In the State of the Union address given on January 28th President Obama introduced the world to ‘MyRA’, a new retirement savings vehicle intended to help the middle class save for their future. This is commendable: a retirement gap of six trillion dollars exists between what Americans should be saving and what they are saving, and this gap must be addressed. How effectively does MyRA get to the heart of this very complex and multi-layered issue? In our opinion, not very effectively.
In his speech Obama stated, “It’s a new savings bond that encourages folks to build a nest egg. MyRA guarantees a decent return with no risk of losing what you put in.” The White House’s factsheet specifies that this vehicle would be available to joint households earning up to $191,000 with initial investments allowed to be as little as $25, annual contributions may be up to $5,500 a year (same as for an IRA), and the account may reach a maximum of $15,000 before being rolled into a commercial account. As he stated in his speech, contributors will be ensured principal safety by a safety bond backed by the US government.
What makes MyRA likely to be the savings vehicle that will close that large retirement savings gap? How will this plan change the saving habits of millions of Americans and offer them a better retirement in a way that other savings plans like IRAs and 401(k)s have not been able to do? President Obama emphasized the risk-free nature of the surety bond. But is the fear of losing principal the central reason for the lack of retirement savings? In our opinion, the answer is no: there are other, bigger fundamental issues at play.
At the heart of the issue are two factors: a lack of adequate education regarding good financial habits; and the simple behavioral economics of human beings. The majority of the audience that the MyRA is targeting doesn’t save because they don’t know how to make an effective financial plan towards a long term goal like retirement. Our experience from working with employer-sponsored retirement plans is that most people lack even the most basic knowledge about investing and because they don’t know where to begin, they don’t take action.
Many of these people are working long hours just to keep their heads above water and they view learning how to make effective investment decisions as a commitment for which they simply don’t have the time. The investment choices available today can also be overwhelming, from growth funds to fixed income assets, a great number plan employees with whom we work tell us that they see these investing choices as both intimidating and confusing, leading them to simply turn their backs to the task of doing so. They don’t need a surety bond; they need education and good information.
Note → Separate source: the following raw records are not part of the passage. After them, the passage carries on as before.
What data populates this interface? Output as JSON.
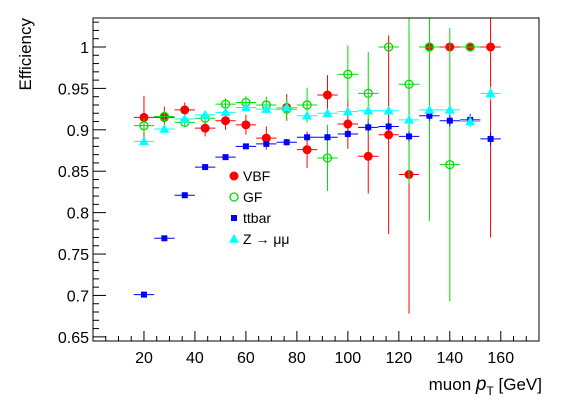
{
  "chart_data": {
    "type": "scatter",
    "title": "",
    "xlabel": "muon p_T [GeV]",
    "xlabel_main": "muon ",
    "xlabel_p": "p",
    "xlabel_sub": "T",
    "xlabel_unit": " [GeV]",
    "ylabel": "Efficiency",
    "xlim": [
      0,
      175
    ],
    "ylim": [
      0.645,
      1.035
    ],
    "xticks": [
      20,
      40,
      60,
      80,
      100,
      120,
      140,
      160
    ],
    "yticks": [
      0.65,
      0.7,
      0.75,
      0.8,
      0.85,
      0.9,
      0.95,
      1.0
    ],
    "ytick_labels": [
      "0.65",
      "0.7",
      "0.75",
      "0.8",
      "0.85",
      "0.9",
      "0.95",
      "1"
    ],
    "grid": false,
    "legend_position": "center",
    "series": [
      {
        "name": "VBF",
        "marker": "circle-filled",
        "color": "#ff0000",
        "x": [
          20,
          28,
          36,
          44,
          52,
          60,
          68,
          76,
          84,
          92,
          100,
          108,
          116,
          124,
          132,
          140,
          148,
          156
        ],
        "y": [
          0.915,
          0.915,
          0.924,
          0.902,
          0.911,
          0.906,
          0.89,
          0.927,
          0.876,
          0.942,
          0.907,
          0.868,
          0.894,
          0.846,
          1.0,
          1.0,
          1.0,
          1.0
        ],
        "xerr": [
          4,
          4,
          4,
          4,
          4,
          4,
          4,
          4,
          4,
          4,
          4,
          4,
          4,
          4,
          4,
          4,
          4,
          4
        ],
        "yerr": [
          0.026,
          0.013,
          0.009,
          0.01,
          0.011,
          0.012,
          0.014,
          0.016,
          0.022,
          0.024,
          0.03,
          0.045,
          0.12,
          0.168,
          0.0,
          0.0,
          0.0,
          0.23
        ]
      },
      {
        "name": "GF",
        "marker": "circle-open",
        "color": "#00dd00",
        "x": [
          20,
          28,
          36,
          44,
          52,
          60,
          68,
          76,
          84,
          92,
          100,
          108,
          116,
          124,
          132,
          140,
          148
        ],
        "y": [
          0.905,
          0.916,
          0.909,
          0.914,
          0.931,
          0.933,
          0.93,
          0.925,
          0.93,
          0.866,
          0.967,
          0.944,
          1.0,
          0.955,
          1.0,
          0.858,
          1.0
        ],
        "xerr": [
          4,
          4,
          4,
          4,
          4,
          4,
          4,
          4,
          4,
          4,
          4,
          4,
          4,
          4,
          4,
          4,
          4
        ],
        "yerr": [
          0.009,
          0.007,
          0.006,
          0.007,
          0.007,
          0.008,
          0.01,
          0.014,
          0.021,
          0.04,
          0.035,
          0.05,
          0.0,
          0.12,
          0.21,
          0.165,
          0.0
        ]
      },
      {
        "name": "ttbar",
        "marker": "square-filled",
        "color": "#0000ff",
        "x": [
          20,
          28,
          36,
          44,
          52,
          60,
          68,
          76,
          84,
          92,
          100,
          108,
          116,
          124,
          132,
          140,
          148,
          156
        ],
        "y": [
          0.701,
          0.769,
          0.821,
          0.855,
          0.867,
          0.88,
          0.883,
          0.885,
          0.891,
          0.891,
          0.895,
          0.903,
          0.904,
          0.892,
          0.917,
          0.911,
          0.912,
          0.889
        ],
        "xerr": [
          4,
          4,
          4,
          4,
          4,
          4,
          4,
          4,
          4,
          4,
          4,
          4,
          4,
          4,
          4,
          4,
          4,
          4
        ],
        "yerr": [
          0.003,
          0.003,
          0.003,
          0.003,
          0.003,
          0.003,
          0.003,
          0.004,
          0.004,
          0.004,
          0.005,
          0.005,
          0.005,
          0.006,
          0.006,
          0.007,
          0.007,
          0.008
        ]
      },
      {
        "name": "Z → μμ",
        "marker": "triangle-filled",
        "color": "#00ffff",
        "x": [
          20,
          28,
          36,
          44,
          52,
          60,
          68,
          76,
          84,
          92,
          100,
          108,
          116,
          124,
          132,
          140,
          148,
          156
        ],
        "y": [
          0.886,
          0.901,
          0.913,
          0.918,
          0.921,
          0.927,
          0.925,
          0.927,
          0.917,
          0.92,
          0.922,
          0.923,
          0.923,
          0.912,
          0.924,
          0.924,
          0.91,
          0.944
        ],
        "xerr": [
          4,
          4,
          4,
          4,
          4,
          4,
          4,
          4,
          4,
          4,
          4,
          4,
          4,
          4,
          4,
          4,
          4,
          4
        ],
        "yerr": [
          0.001,
          0.001,
          0.001,
          0.001,
          0.001,
          0.001,
          0.002,
          0.002,
          0.002,
          0.003,
          0.003,
          0.004,
          0.004,
          0.005,
          0.005,
          0.006,
          0.007,
          0.008
        ]
      }
    ]
  },
  "colors": {
    "VBF": "#ff0000",
    "GF": "#00dd00",
    "ttbar": "#0000ff",
    "Zmumu": "#00ffff",
    "axis": "#000000"
  }
}
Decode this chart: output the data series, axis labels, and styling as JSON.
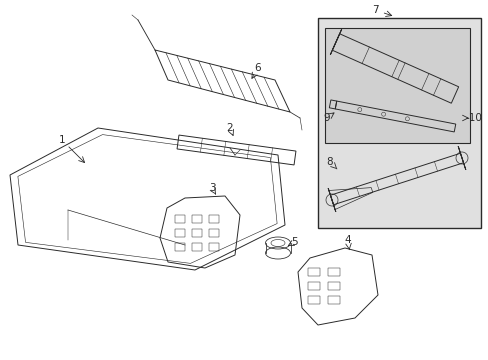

In many cases, we have also seen that employees don’t invest their money towards retirement because they only vaguely understand what benefit it will bring them. Human nature dictates that people live in the ‘here and now.’ The idea that they will need to save X amount of dollars to sustain their lifestyle for the many years they will live in retirement is a less immediate concern.
This is what we mean by behavioral economics, and it plays a big role in the retirement savings crisis. When it comes to financial decisions, people don’t make rational choices. We are wired to compartmentalize our financial decisions – we don’t think about how spending $4 on a cup of coffee will impact all the other financial decisions we could have made with that $4. In this equation, it is generally the immediate needs that take precedence, and the more distant ones that ultimately suffer.
The Obama administration is correct: there is a vast savings problem in our country. Calling out this problem in a high-profile event like the State of the Union is a step in the right direction. However, the right questions aren’t being asked and the roots of the problem are being misdiagnosed. This misdiagnosis was evident in this part of the President’s remarks: “…offer[ing] every American access to an automatic IRA on the job, so they can save at work just like everyone in this chamber can.” It is unlikely that a new savings vehicle will by itself be the solution to the problems faced by millions of Americans confronting this substantial retirement gap. Most Americans aren’t in a position to save in the way that the President hopes for and there are several more steps that must be taken to address and remedy these fundamental issues before many people can even be shown the doors to said chamber.